According to the Company’s FORM 10-Q for the quarterly period ended September 30, 2000, on August 29, 2000, the plaintiffs voluntarily dismissed their complaint without prejudice.
As summarized by the same SEC filing, on March 16, 2000, the Company issued a press release announcing that its CEO and President was departing due to health reasons, and as a result, a previously announced $120 million financing had been terminated. Subsequently, seven substantially identical cases were filed in federal district court in Chicago on various dates between March 17, 2000 and May 10, 2000. In each case, Peapod and two individual defendants (both of whom are officers of Peapod) were sued for alleged violations of Section 10(b) of the Securities Exchange Act of 1934 and SEC Rule 10b-5. The seven cases were consolidated on June 1, 2000. The consolidated complaint alleged that Peapod misrepresented or failed to disclose certain facts relating to the Company's liquidity, cash resources, and cash needs.
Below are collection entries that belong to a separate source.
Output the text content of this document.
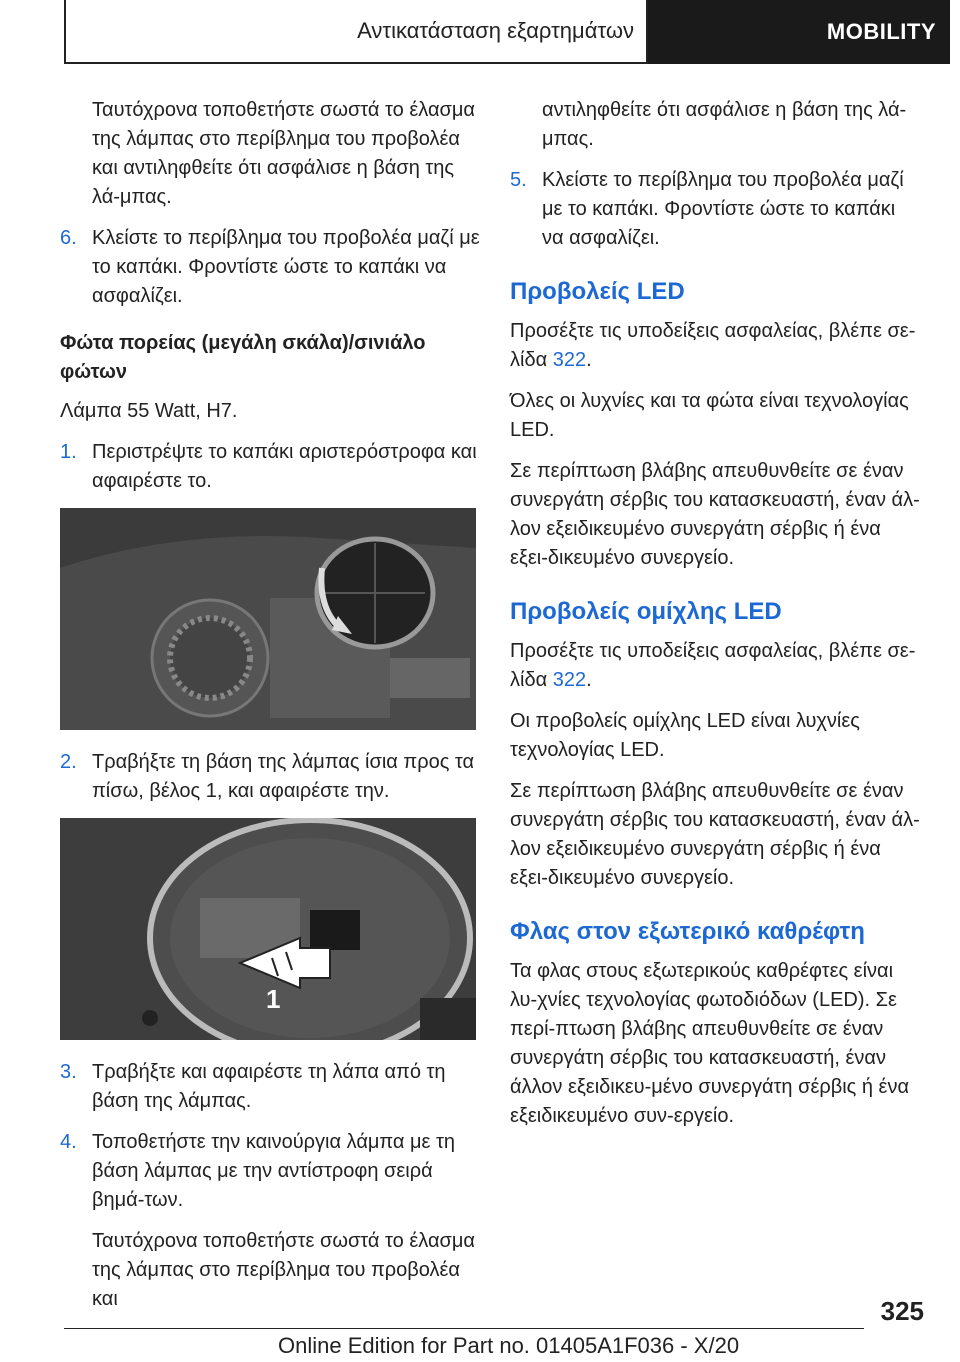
Αντικατάσταση εξαρτημάτων	MOBILITY

Ταυτόχρονα τοποθετήστε σωστά το έλασμα της λάμπας στο περίβλημα του προβολέα και αντιληφθείτε ότι ασφάλισε η βάση της λά-μπας.

6. Κλείστε το περίβλημα του προβολέα μαζί με το καπάκι. Φροντίστε ώστε το καπάκι να ασφαλίζει.
Φώτα πορείας (μεγάλη σκάλα)/σινιάλο φώτων

Λάμπα 55 Watt, H7.

1. Περιστρέψτε το καπάκι αριστερόστροφα και αφαιρέστε το.
2. Τραβήξτε τη βάση της λάμπας ίσια προς τα πίσω, βέλος 1, και αφαιρέστε την.
1
3. Τραβήξτε και αφαιρέστε τη λάπα από τη βάση της λάμπας.
4. Τοποθετήστε την καινούργια λάμπα με τη βάση λάμπας με την αντίστροφη σειρά βημά-των.

Ταυτόχρονα τοποθετήστε σωστά το έλασμα της λάμπας στο περίβλημα του προβολέα και

αντιληφθείτε ότι ασφάλισε η βάση της λά-μπας.

5. Κλείστε το περίβλημα του προβολέα μαζί με το καπάκι. Φροντίστε ώστε το καπάκι να ασφαλίζει.
Προβολείς LED

Προσέξτε τις υποδείξεις ασφαλείας, βλέπε σε-λίδα 322.

Όλες οι λυχνίες και τα φώτα είναι τεχνολογίας LED.

Σε περίπτωση βλάβης απευθυνθείτε σε έναν συνεργάτη σέρβις του κατασκευαστή, έναν άλ-λον εξειδικευμένο συνεργάτη σέρβις ή ένα εξει-δικευμένο συνεργείο.

Προβολείς ομίχλης LED

Προσέξτε τις υποδείξεις ασφαλείας, βλέπε σε-λίδα 322.

Οι προβολείς ομίχλης LED είναι λυχνίες τεχνολογίας LED.

Σε περίπτωση βλάβης απευθυνθείτε σε έναν συνεργάτη σέρβις του κατασκευαστή, έναν άλ-λον εξειδικευμένο συνεργάτη σέρβις ή ένα εξει-δικευμένο συνεργείο.

Φλας στον εξωτερικό καθρέφτη

Τα φλας στους εξωτερικούς καθρέφτες είναι λυ-χνίες τεχνολογίας φωτοδιόδων (LED). Σε περί-πτωση βλάβης απευθυνθείτε σε έναν συνεργάτη σέρβις του κατασκευαστή, έναν άλλον εξειδικευ-μένο συνεργάτη σέρβις ή ένα εξειδικευμένο συν-εργείο.

325
Online Edition for Part no. 01405A1F036 - X/20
The consolidated complaint was brought on behalf of a purported class of purchasers of Peapod's common stock during the period from November 8, 1999 to and including March 16, 2000, and sought to recover damages in an unspecified amount.
The original Complaint charges PPOD and certain of its officers with misrepresenting its cash funding needs, violating Section 10(b) of the Securities Exchange Act of 1934 and SEC Rule 10b-5 promulgated thereunder.